Tony’s Eureka moment soon followed. He put one of the cell lines under the electron microscope for the first time, and almost immediately saw a round blob that others would have dismissed as an artefact, but which he recognised instantly as a virus. He took a photograph that proved his hypothesis and made his name, and indeed that of the virus. Epstein, Barr and their colleague Bert Achong reported their discovery in the Lancet, three years and one week after Tony’s meeting with Burkitt. The paper is now a citation classic – the scientific equivalent of an Oscar.

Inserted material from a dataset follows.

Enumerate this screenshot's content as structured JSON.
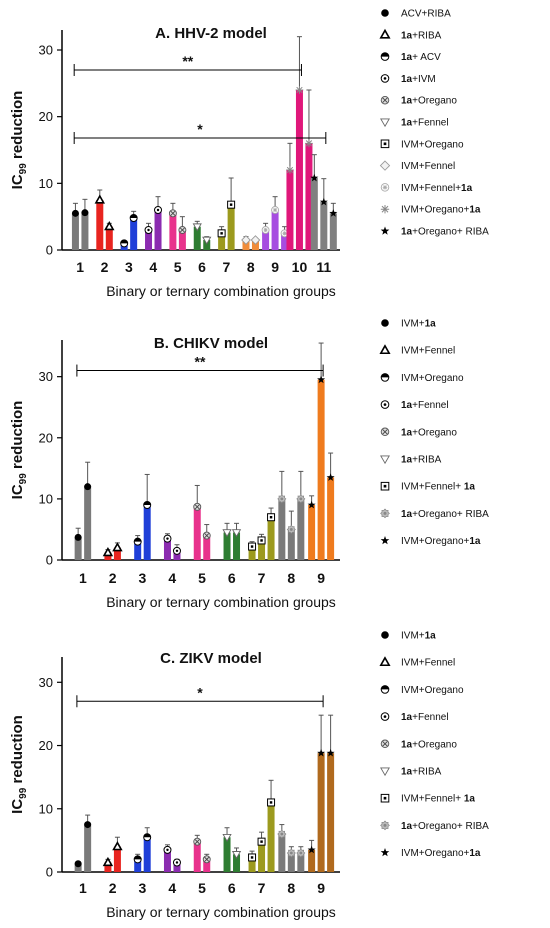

The significance of the discovery lay in the first-hand evidence that a virus could cause a human cancer. The Epstein-Barr virus, or EBV, is now known to cause malignancies other than glandular fever and Burkitt’s Lymphoma – notably cancers at the back of the nose, especially in China, and tumours that develop in people who are immunosuppressed, either through AIDS or by treatment to prevent rejection of transplanted organs.

Aside from his scientific excellence, Tony was a true leader. During his career, he was Professor of Pathology at Bristol for 17 years, from 1968 to 1985, and Head of the Department of Pathology for the first 15 of those years. During his time as Head of Pathology, Tony transformed what had been a modest department, largely committed to NHS diagnostic functions and teaching, to one with a broader range of activities involving human and veterinary pathology and a broad spectrum of research enlivened by frequent departmental seminars and lectures. The department became Pathology and Microbiology in 1983 and still thrives as the current School of Cellular and Molecular Medicine with world-class virology research still very much front and centre of the school’s mission to “turn science into medicine”.

Tony will be remembered at Bristol not only for the Epstein-Barr virus but for his leadership in a wide range of excellent research and teaching. Our annual lecture named in his honour will take on extra significance this year as we look to celebrate his outstanding contributions to science and to our University.